Her second husband is said to have simply "turned against her." Once again, we don't know who was to blame or if they shared the blame. But it doesn't make any difference. God's grace was extended to her to remarry anyone who would take the chance on a twice-divorced woman, with the exception of her first husband.
"But if people are told that it is lawful for them to remarry after divorcing for any reason, that will encourage them to divorce for illegitimate reasons," it is often claimed. I suppose that might be true in some cases of religious people who are not truly attempting to please God. But trying to restrain people from sinning who are not submitted to God is a fairly useless exercise. People who are truly submitted to God in their hearts, however, are not trying to find ways to sin. They are trying to please God. And those kinds of people usually have strong marriages. Moreover, apparently God was not too concerned about people under the old covenant divorcing for illegitimate reasons due to a liberal law of remarriage, because He gave Israel a liberal law of remarriage.
Should we avoid telling people that God is willing to forgive them of any sin, lest they be encouraged to sin because they know that forgiveness is available? If so, we'll have to stop preaching the gospel. Again, it all comes down to the condition of people's hearts. Those who love God want to obey Him. I know very well that God's forgiveness would be available for me if I ask for it, no matter what sin I might commit. But that doesn't motivate me at all to sin, because I love God and have been born again. I've been transformed by God's grace. I want to please Him.

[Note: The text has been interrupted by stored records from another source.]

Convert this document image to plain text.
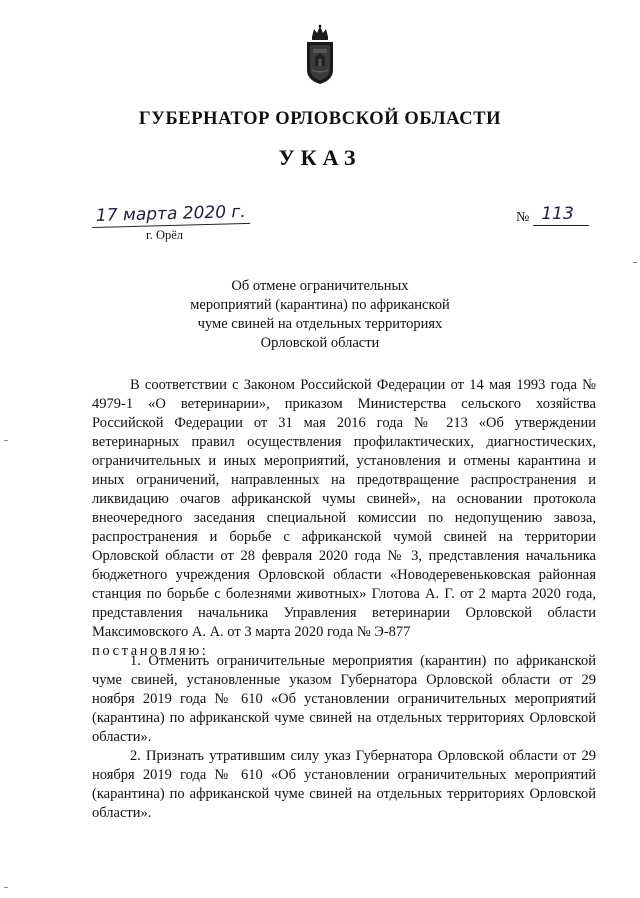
ГУБЕРНАТОР ОРЛОВСКОЙ ОБЛАСТИ
УКАЗ
17 марта 2020 г.
г. Орёл
№ 113
Об отмене ограничительных
мероприятий (карантина) по африканской
чуме свиней на отдельных территориях
Орловской области

В соответствии с Законом Российской Федерации от 14 мая 1993 года № 4979-1 «О ветеринарии», приказом Министерства сельского хозяйства Российской Федерации от 31 мая 2016 года № 213 «Об утверждении ветеринарных правил осуществления профилактических, диагностических, ограничительных и иных мероприятий, установления и отмены карантина и иных ограничений, направленных на предотвращение распространения и ликвидацию очагов африканской чумы свиней», на основании протокола внеочередного заседания специальной комиссии по недопущению завоза, распространения и борьбе с африканской чумой свиней на территории Орловской области от 28 февраля 2020 года № 3, представления начальника бюджетного учреждения Орловской области «Новодеревеньковская районная станция по борьбе с болезнями животных» Глотова А. Г. от 2 марта 2020 года, представления начальника Управления ветеринарии Орловской области Максимовского А. А. от 3 марта 2020 года № Э-877
постановляю:

1. Отменить ограничительные мероприятия (карантин) по африканской чуме свиней, установленные указом Губернатора Орловской области от 29 ноября 2019 года № 610 «Об установлении ограничительных мероприятий (карантина) по африканской чуме свиней на отдельных территориях Орловской области».

2. Признать утратившим силу указ Губернатора Орловской области от 29 ноября 2019 года № 610 «Об установлении ограничительных мероприятий (карантина) по африканской чуме свиней на отдельных территориях Орловской области».
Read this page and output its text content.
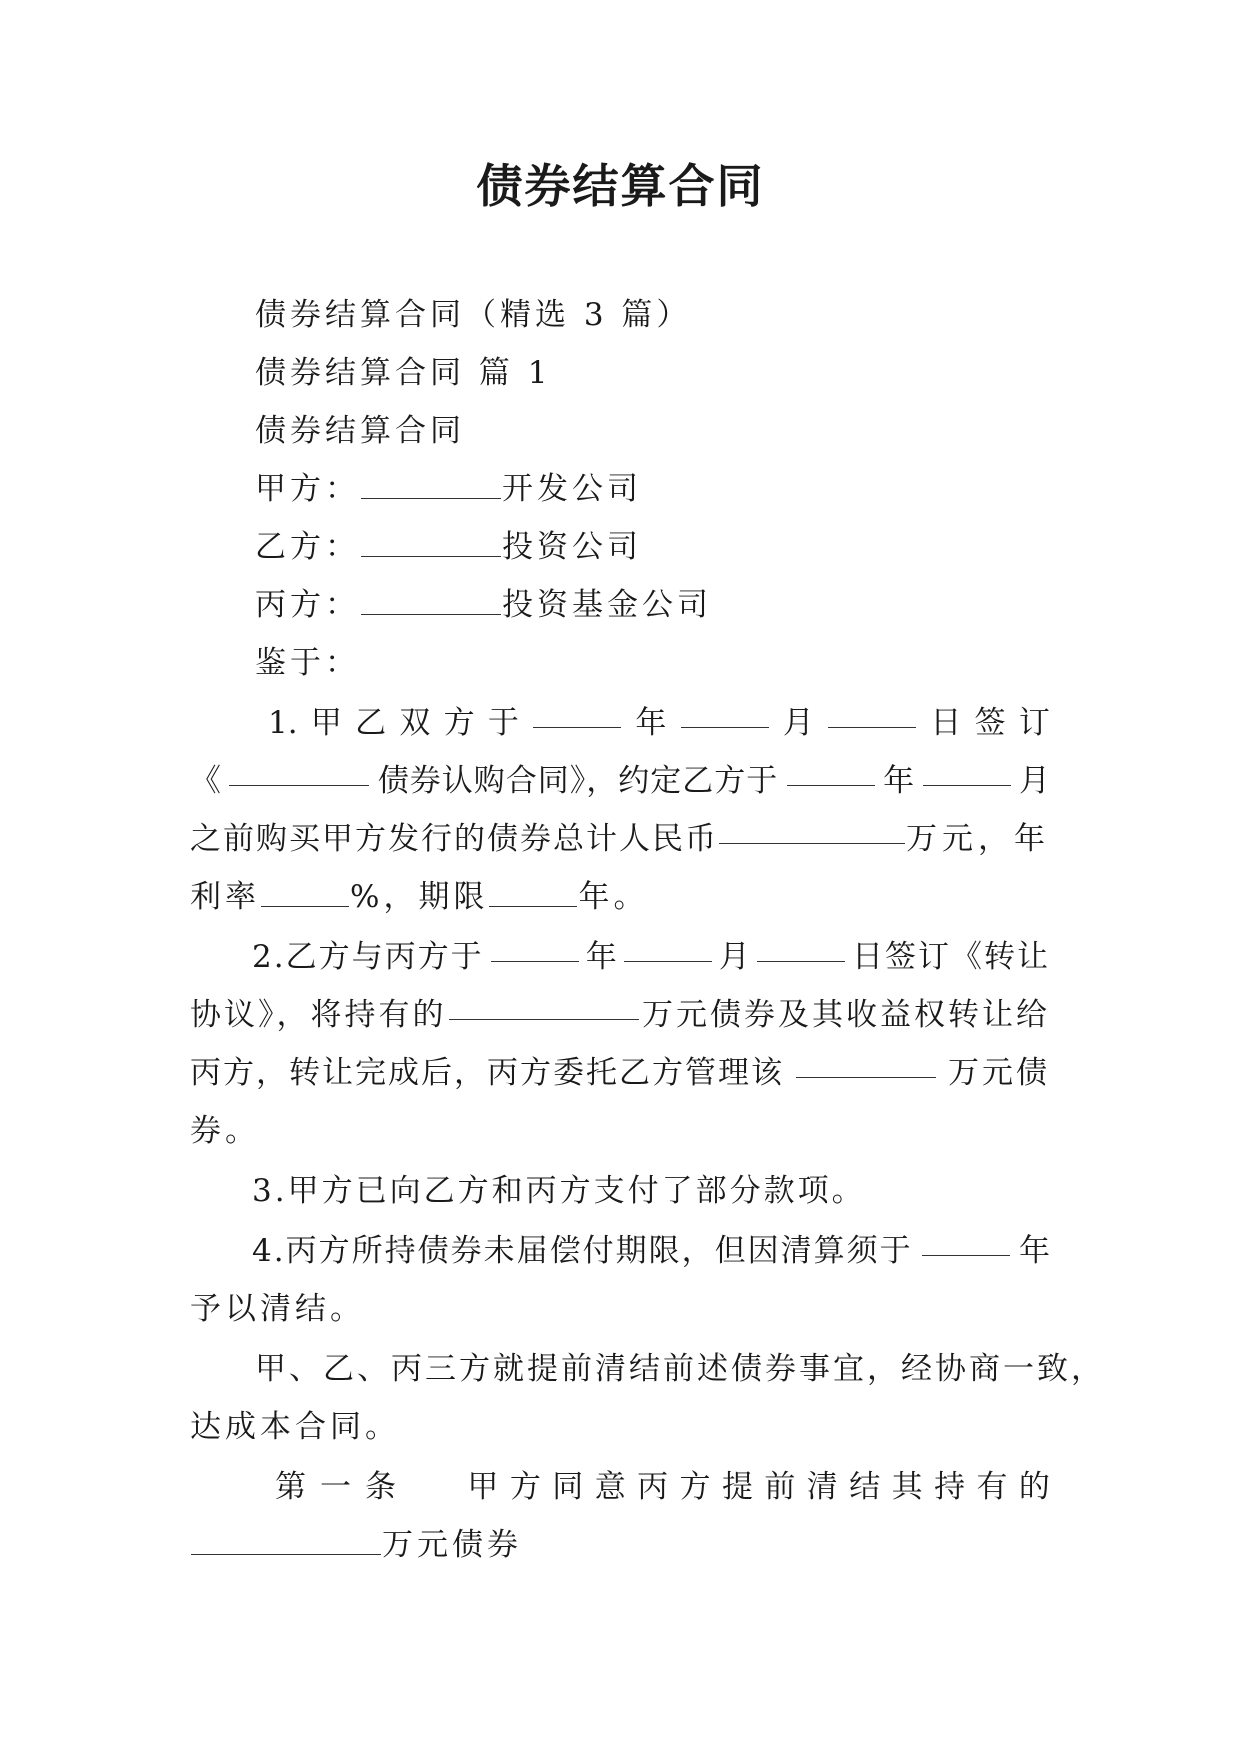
债券结算合同
债券结算合同（精选 3 篇）
债券结算合同 篇 1
债券结算合同
甲方：	开发公司
乙方：	投资公司
丙方：	投资基金公司
鉴于：
1. 甲 乙 双 方 于	年	月	日 签 订
《	债券认购合同》，约定乙方于	年	月
之前购买甲方发行的债券总计人民币	万元，年
利率	%，期限	年。
2.乙方与丙方于	年	月	日签订《转让
协议》，将持有的	万元债券及其收益权转让给
丙方，转让完成后，丙方委托乙方管理该	万元债
券。
3.甲方已向乙方和丙方支付了部分款项。
4.丙方所持债券未届偿付期限，但因清算须于	年
予以清结。
甲、乙、丙三方就提前清结前述债券事宜，经协商一致，
达成本合同。
第一条 甲 方 同 意 丙 方 提 前 清 结 其 持 有 的
万元债券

God knows there is no need to add one more negative consequence to the many unavoidable negative consequences of divorce in hopes of motivating people to remain married. Telling people with troubled marriages that they better not divorce because they will not be permitted to ever remarry provides very little motivation for staying married. Even if he believes you, the prospect of a life of singleness compared to a life of continual marital misery sounds like heaven to the miserably-married person.